“Homme libre, tu chériras toujours la mer ! La mer est ton miroir ; tu contemples ton âme.” Ainsi commence l’un des plus beaux poèmes des Fleurs du Mal de Baudelaire : l’homme aime la mer parce qu’il y reconnaît une image de lui-même, de sa vie, qui est mouvement continu, tantôt violent et agité, tantôt serein et calme. Dans l’immensité de la mer, dans sa beauté insaisissable, le flux perpétuel de l’être et de la nature se reflète.
Ces pensées surgissent spontanément au regard de l’activité picturale de Thierry Wurmser, dont la recherche se nourrit d’un élan lyrique sincère, capable de générer des images abstraites, éclairées et réchauffées d’une vie qui est à la fois celle de l’homme et du cosmos : dans ces vagues épaisses de couleurs, qui se stratifient, se pénètrent, se confondent avec une marche tantôt intense et frénétique, tantôt lente et fluide, il apparaît qu’un instant transitoire de la transformation infinie des choses s’éternise. Ce n’est pas la pulsation de telle ou telle réalité qui intéresse le peintre, mais la substance même de la vie.
On a l’impression de pouvoir saisir, dans la force hypnotique de ses ondes chromatiques, dans la matérialité vive d’une touche fraîche et spontanée, ou dans certaines concrétions de couleurs, la nature elle-même dans ses processus primordiaux et millénaires : le miracle des merveilleuses rayures des pierres fruit d’un très long travail géologique, la magie de certains paysages glaciaires, le mystère des vibrations chromatiques et des reflets lumineux de la mer, le sublime charme magmatique des phénomènes volcaniques. C’est en restant au niveau de l’abstraction que Wurmser peut donner à son œuvre une valeur cosmique et existentielle à la fois.
En effet, comme l’homme peut reconnaître dans la mer une sorte d’ alter ego, alors quand on observe la “nature abstraite” de Wurmser, on éprouve la sensation de regarder quelque chose qui est très proche de nous, de notre intériorité : nous. percevons ses images non comme des entités lointaines de notre âme, mais comme quelque chose qui nous appartient en profondeur et qui en même temps fait partie du monde qui nous entoure.
Au début de son activité, Wurmser représentait des figures humaines esquissées sur de nouvelles couches de couleurs ; figures vibrantes de matière chromatique que l’on pourrait déjà qualifier d’abstraites : on peut déjà prévoir les recherches successives du peintre, visant à fixer sur la toile les oscillations de la conscience et de l’être.Dans sa dernière production, des figures humaines ont réapparu : un peuple aux silhouettes pérennes, giclé de détresse, qui semblent danser dans les airs comme des papillons, ou qui nous regardent avec un aspect grotesque. C’est ainsi qu’est né un monde de personnages imaginaires, un monde délicat et ironique, léger et profond.

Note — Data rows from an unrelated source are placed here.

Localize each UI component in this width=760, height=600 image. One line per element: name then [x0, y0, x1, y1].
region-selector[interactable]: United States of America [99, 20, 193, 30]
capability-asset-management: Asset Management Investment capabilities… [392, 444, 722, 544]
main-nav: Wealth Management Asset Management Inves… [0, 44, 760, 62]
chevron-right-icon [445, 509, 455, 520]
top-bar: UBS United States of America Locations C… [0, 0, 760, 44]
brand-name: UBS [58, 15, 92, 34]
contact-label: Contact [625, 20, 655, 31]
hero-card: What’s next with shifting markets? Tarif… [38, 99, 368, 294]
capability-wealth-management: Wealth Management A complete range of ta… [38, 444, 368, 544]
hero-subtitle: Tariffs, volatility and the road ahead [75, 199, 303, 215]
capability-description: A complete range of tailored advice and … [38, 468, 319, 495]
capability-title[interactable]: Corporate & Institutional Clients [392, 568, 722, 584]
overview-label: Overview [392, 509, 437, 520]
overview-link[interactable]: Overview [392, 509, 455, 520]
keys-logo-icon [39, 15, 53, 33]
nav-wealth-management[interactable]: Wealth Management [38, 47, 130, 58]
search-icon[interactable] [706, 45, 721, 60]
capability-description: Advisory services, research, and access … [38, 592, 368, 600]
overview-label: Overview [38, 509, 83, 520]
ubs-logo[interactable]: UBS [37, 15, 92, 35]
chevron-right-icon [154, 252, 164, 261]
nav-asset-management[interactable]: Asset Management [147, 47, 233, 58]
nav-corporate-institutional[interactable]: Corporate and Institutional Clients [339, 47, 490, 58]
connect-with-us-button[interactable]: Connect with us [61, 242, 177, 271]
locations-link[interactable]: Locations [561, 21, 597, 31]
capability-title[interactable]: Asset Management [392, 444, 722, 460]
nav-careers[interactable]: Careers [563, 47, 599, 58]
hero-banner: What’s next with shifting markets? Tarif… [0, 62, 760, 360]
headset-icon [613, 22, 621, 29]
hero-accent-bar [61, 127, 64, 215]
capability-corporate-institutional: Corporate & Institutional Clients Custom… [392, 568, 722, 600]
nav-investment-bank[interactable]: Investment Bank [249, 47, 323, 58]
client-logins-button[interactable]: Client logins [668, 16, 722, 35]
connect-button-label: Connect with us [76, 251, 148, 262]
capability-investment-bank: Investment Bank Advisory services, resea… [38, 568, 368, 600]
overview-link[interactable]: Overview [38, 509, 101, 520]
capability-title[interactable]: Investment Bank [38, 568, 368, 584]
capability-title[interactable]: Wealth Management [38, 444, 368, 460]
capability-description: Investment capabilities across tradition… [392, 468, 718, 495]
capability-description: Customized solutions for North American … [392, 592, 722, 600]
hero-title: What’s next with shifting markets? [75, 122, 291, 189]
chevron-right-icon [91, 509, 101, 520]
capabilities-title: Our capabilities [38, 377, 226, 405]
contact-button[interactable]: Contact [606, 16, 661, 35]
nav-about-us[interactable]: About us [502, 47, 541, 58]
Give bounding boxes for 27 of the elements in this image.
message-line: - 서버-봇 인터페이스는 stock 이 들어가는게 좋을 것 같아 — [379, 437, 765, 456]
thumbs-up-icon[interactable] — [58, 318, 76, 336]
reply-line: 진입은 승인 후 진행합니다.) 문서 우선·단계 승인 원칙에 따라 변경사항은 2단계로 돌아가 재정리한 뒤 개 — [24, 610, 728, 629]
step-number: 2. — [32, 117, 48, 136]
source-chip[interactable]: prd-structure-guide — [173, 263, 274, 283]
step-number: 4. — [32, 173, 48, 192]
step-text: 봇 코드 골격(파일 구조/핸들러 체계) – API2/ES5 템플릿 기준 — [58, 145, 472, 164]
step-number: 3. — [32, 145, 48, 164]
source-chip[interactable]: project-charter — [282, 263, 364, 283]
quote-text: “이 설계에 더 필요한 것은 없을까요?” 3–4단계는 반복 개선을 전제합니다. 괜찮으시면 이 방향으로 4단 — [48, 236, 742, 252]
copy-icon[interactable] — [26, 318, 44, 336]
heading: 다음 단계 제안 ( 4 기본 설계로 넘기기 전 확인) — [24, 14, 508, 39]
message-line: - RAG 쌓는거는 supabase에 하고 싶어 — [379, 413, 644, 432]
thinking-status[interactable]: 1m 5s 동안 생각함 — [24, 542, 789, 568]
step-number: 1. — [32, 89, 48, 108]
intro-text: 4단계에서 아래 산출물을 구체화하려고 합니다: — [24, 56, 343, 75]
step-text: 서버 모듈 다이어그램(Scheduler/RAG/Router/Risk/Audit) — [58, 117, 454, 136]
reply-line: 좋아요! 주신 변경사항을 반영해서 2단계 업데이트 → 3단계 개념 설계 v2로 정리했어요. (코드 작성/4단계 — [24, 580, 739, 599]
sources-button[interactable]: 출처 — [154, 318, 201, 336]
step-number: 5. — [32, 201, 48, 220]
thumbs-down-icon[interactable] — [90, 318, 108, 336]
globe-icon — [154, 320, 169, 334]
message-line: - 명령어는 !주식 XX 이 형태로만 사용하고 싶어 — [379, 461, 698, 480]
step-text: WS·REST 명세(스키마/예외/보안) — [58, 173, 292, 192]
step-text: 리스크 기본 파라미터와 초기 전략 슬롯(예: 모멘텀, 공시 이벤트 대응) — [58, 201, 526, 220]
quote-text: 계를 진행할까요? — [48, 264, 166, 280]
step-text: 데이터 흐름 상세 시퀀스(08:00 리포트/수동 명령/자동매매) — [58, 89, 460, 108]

Même dans ce cas, ses peintures ne peuvent être définies comme « figuratives » : générées avec une touche spontanée et dynamique, les créatures de Wurmser ne sont que de subtiles incarnations d’humeurs, se présentant au spectateur comme des traces transitoires de la vie physique et psychique. Une telle étrangeté au mimétique préoccupations, cet abandon lyrique au rythme de l’existence intérieure, exprime ce qu’un célèbre chanteur français, Souchon, appelait « la soif de l’idéal ».
Sa production la plus récente se divise en deux catégories différentes mais unifiées par la recherche sur la transparence des couleurs. La première concerne la série Dolomites dans laquelle l’artiste crée des formes semblables à des montagnes acérées, qui rappellent justement les Dolomites, légères et fluides, très délicates : des formes de pensée qui établissent une équivalence avec des formes de la nature. La seconde propose des compositions aux figures géométriques perméables à la lumière et à la couleur.